Otherwise, if you need to export and import certificates manually, consider these guidelines:
When exporting a certificate from one machine and importing it on another machine using the Microsoft certificate facility, consider the following:
By default, Microsoft tries to export keys without their private keys. Be sure to check the configuration dialog where they should select the export private key option on the appropriate configuration dialog.
Although Microsoft lets you import server certificates without private keys. Although this feature is essential when defining some external certificates, the silent acceptance of these certificates often leads administrators to believe that they have successfully exported/imported a server certificate even though the private key was not moved.
To determine whether you performed an export/import procedure properly: When you try to import a certificate, if you are prompted for a password, it is likely that you did the procedure correctly. A password is required to unlock the private key from an export file.
Common scenarios for exporting a server certificate:
You want a backup copy of the certificate so you can quickly restore the entire server if anything bad happens
You are "replatforming" an existing secure server
You do not have the funds to buy a certificate for a development or test box and you want to use a real certificate from your production box.
You need to deliver the PUBLIC part of your certificate to a client for installation before that client will be allowed to connect. In this case, you do NOT export your private key
Errors that indicate improper export or import of a server certificate
The following errors in the secure FTP server logs, secure web server logs, or client displays might indicate that you may have improperly exported/imported a server certificate (with a its private key):
Your MOVEit Transfer FTP server logs report a "Not Loaded" certificate error.
A locally installed copy of MOVEit Freely reports a "Handshake Error" when connecting to any valid FTP port on localhost.
https:// connections to your web server are not logged in the IIS web logs.
While running Internet Explorer on the same box as your web server, you get a "site not available" response when trying to connect to your web site via any https:// URL. (i.e. https://localhost/help.htm)
Exporting the MOVEit Transfer SSL Server Certificate Without Private Key (for import into various FTP clients)

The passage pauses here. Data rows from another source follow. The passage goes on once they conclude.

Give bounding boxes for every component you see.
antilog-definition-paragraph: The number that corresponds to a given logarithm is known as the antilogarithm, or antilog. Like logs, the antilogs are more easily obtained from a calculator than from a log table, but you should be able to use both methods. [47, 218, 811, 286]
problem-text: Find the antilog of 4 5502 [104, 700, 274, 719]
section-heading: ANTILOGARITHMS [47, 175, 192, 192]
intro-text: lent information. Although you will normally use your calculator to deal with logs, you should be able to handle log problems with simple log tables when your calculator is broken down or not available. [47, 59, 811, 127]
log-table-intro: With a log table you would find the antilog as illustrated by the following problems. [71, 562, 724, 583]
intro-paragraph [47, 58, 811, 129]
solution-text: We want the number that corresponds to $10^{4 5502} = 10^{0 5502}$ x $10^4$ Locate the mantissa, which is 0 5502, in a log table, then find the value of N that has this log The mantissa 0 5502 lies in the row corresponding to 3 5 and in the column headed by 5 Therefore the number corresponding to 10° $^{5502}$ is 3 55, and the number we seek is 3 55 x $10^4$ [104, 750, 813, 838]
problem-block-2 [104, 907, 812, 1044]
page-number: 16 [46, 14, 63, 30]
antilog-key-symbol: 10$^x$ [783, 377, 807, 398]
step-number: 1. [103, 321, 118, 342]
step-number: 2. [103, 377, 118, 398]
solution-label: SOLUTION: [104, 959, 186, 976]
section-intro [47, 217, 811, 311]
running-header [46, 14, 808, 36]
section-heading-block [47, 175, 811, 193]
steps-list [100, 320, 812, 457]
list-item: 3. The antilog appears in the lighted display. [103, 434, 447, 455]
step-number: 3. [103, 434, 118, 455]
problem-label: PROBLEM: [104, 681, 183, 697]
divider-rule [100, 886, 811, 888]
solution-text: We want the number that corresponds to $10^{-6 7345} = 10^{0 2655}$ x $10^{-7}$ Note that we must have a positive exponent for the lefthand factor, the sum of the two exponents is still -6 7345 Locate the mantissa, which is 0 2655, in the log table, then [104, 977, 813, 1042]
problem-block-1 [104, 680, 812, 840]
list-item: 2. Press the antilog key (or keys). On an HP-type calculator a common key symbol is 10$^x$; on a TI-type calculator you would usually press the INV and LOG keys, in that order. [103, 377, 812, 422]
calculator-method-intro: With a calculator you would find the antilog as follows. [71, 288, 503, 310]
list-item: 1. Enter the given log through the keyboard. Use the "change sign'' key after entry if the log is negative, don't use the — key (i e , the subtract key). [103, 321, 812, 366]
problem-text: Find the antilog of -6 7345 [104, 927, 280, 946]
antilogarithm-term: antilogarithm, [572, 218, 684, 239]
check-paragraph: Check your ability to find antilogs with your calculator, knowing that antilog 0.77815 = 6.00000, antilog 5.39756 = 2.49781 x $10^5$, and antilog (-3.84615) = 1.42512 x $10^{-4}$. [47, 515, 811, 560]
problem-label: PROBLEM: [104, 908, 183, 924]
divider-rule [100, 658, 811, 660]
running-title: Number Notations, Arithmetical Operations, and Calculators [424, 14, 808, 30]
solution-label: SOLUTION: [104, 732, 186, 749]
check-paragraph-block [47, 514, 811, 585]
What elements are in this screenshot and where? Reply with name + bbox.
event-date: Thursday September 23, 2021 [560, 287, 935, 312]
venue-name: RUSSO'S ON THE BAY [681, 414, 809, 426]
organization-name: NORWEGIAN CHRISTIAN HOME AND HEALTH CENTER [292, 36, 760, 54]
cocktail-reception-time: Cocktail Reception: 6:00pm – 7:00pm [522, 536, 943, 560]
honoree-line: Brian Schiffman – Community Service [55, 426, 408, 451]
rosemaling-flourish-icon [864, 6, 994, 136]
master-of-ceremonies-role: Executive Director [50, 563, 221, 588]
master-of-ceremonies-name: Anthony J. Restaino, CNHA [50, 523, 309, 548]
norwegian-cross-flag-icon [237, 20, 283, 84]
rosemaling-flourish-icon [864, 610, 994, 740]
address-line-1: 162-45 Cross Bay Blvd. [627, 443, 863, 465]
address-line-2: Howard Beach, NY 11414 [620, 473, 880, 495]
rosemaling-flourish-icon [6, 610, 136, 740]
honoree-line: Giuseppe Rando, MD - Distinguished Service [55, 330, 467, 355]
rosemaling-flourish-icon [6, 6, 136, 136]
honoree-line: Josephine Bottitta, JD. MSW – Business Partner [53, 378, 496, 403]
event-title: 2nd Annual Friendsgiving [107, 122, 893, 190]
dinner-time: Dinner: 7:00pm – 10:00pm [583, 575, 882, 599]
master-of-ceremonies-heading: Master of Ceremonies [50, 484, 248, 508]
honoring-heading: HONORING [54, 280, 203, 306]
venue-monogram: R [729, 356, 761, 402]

Some FTPS (FTP/SSL) clients must import the MOVEit Transfer SSL certificate, and possibly any root or intermediary CA certificates in the certification path, before the client can establish a FTPS connection with MOVEit Transfer. Because the same SSL certificate is used by both IIS (https) and MOVEit Transfer FTP (ftps), you can export the certificates using Internet Explorer.
To export the MOVEit Transfer host SSL certificate:
Connect to MOVEit Transfer using Internet Explorer (e.g., https://moveit.stdnet.com).
Double-click the padlock in the status bar.
Click the Details tab.
Click Copy to File to start the Certificate Export Wizard.
Follow the prompts to export the certificate in the desired format. If you're not sure which format, try Base-64.
To export the root CA and any intermediate CA certificates in the certification path:
Connect to the MOVEit Transfer using Internet Explorer (e.g., https://moveit.stdnet.com).
Double-click the padlock in the status bar.
Click the Certification Path tab.
Click to select the certificate you want to export.
Click View Certificate. A dialog box opens.
Click the Details tab.
Click Copy to File to start the Certificate Export Wizard.
Follow the prompts to export the certificate in the desired format.